Whom It Affects: The high-speed CBRS network aims to connect the Leataata Floyd Elementary School and three adjacent residential housing locations within the Sacramento City Unified School District, one of 14 California school districts designated as underserved. The solution was developed to remove the digital divide for underserved students living in this community that go to Leataata Floyd by providing ubiquitous high-speed internet connectivity for access to educational services in Phase 1. Phase 2 plans involve scaling this same solution to enable essential online digital services (e.g., telehealth, rental administration) for the housing residents in this community.

Why It Matters: When the COVID-19 pandemic forced schools to close physical locations due to safety concerns, educators needed to implement rapid "distance learning" models, which rely on internet connectivity and computers for all students. However, according to the U.S. census, 4.4 million households with students still lack consistent access to a computer and 3.7 million lack internet access. To put that in context, according to the most recent data from the National Center for Education Statistics (NCES), 14% of children ages 3 to 18 don't have home internet access.

“Reliable high-speed internet is the equalizer in today’s education," said Prasad Rampalli, expert advisor, California Emerging Technology Fund. "As we move forward from the pandemic, we must continue to utilize high levels of educational technology in teaching and learning. Lack of internet access, arguably the biggest hurdle we faced shifting to distance learning, must be addressed to ensure equal access to content and tasks for our students.”

As a solution, private CBRS networks are gaining momentum as a bridging strategy to 5G and have created an inflection point in wireless technology. They solve for three barricades to rapid and broad industry adoption:

  • Ubiquitous access with broadly available spectrum (both rural and urban settings), leveraging CBRS (unlicensed/free spectrum).
  • Rich user experience given ample threshold and reliable bandwidth (e.g., reliable video services).
  • Reduced cost for access to fit low-income family needs.

While COVID-19 required distance learning for a specific period, scaling this private network solution to close the digital divide could have long-term positive, holistic educational consequences. For the Leataata Floyd school, COVID-19 and remote learning led to accelerated dropout rates exacerbated by poor internet access with selective Wi-Fi hotspots.

About At-Scale Solution: This private network utilizes the JMA & CommScope-based radio access network and Snowball Edge (IA-based) edge computing infrastructure. Megh Computing's video analytical applications run on Snowball Edge and AWS Cloud EC2 instances. Intel-based Chromebooks are equipped with a MultiTech dongle that provides connectivity to the CBRS private network. Based on the private network’s demonstrated potential, the plans are to replicate the proven template and scale to a majority of the underserved school districts and select higher-ed campuses in the California state university system over the next two years.

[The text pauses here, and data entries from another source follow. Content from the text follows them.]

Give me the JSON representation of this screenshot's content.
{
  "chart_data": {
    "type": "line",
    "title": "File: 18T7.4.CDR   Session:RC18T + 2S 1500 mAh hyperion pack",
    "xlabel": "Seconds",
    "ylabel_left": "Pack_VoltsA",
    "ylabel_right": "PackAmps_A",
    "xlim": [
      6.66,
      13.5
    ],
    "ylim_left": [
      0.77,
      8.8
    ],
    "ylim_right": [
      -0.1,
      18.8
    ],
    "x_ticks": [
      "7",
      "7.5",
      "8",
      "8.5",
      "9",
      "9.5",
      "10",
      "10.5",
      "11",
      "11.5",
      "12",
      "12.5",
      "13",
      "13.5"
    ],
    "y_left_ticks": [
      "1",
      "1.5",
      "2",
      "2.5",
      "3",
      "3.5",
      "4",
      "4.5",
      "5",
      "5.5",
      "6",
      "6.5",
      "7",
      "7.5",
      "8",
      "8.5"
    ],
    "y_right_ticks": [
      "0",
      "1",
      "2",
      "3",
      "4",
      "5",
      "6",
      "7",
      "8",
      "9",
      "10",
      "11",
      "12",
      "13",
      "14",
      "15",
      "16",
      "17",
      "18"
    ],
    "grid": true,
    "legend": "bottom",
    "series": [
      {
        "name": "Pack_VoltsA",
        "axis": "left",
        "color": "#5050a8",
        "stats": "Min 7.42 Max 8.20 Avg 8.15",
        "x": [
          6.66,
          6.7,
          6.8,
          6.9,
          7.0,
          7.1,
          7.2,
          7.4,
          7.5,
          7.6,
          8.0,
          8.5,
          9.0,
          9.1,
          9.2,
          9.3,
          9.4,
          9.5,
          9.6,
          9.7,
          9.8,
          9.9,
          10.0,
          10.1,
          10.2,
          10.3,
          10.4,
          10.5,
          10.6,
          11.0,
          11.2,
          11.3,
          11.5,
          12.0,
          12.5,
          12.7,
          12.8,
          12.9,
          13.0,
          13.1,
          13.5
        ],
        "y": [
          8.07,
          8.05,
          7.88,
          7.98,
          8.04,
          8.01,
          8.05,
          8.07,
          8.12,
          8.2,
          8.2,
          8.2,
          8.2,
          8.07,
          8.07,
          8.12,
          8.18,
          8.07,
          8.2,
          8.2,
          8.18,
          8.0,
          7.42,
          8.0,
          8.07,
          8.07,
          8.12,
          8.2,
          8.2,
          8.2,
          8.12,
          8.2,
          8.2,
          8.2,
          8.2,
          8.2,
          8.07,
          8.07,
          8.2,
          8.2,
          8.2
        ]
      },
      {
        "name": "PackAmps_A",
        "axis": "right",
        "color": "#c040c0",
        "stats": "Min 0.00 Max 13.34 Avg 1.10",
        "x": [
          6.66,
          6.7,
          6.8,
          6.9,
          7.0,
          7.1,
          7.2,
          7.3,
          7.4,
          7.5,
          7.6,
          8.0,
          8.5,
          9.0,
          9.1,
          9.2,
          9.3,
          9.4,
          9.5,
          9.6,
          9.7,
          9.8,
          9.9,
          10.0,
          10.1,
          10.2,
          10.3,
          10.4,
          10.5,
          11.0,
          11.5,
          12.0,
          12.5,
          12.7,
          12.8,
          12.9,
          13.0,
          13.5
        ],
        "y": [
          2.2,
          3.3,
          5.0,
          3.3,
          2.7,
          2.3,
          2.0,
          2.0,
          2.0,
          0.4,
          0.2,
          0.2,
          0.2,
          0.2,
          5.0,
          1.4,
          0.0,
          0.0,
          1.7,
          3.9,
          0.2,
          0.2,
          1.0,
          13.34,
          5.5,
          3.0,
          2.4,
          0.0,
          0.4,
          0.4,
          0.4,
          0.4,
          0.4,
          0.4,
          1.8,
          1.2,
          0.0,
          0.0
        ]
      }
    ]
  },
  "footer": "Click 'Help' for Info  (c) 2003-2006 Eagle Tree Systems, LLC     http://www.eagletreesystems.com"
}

“Providing affordable connectivity for remote education and improving safety in schools are an integral part of improving student outcomes," said Kim Majerus, leader, U.S. Education, State and Local Government at AWS. "We are proud to be working with the California Emerging Technology Fund and Intel on this important collaboration. With this collective effort, this deployment serves as a great example of how mobile private networks can be used for housing authorities across the globe.”

What It will Enable: As measured by democratized access to high-speed networks and the necessary tools to utilize it, education equity should not be a scarce resource for so many children. While initially driven by the limitations to schooling due to COVID-19 shutdowns, reversing the digital divide has broader implications for all underserved communities. Given the capabilities of private wireless networks amplified by processing applications at the edge, communities, neighborhoods and school districts will be able to easily, quickly and securely institute a private network to connect those previously left behind.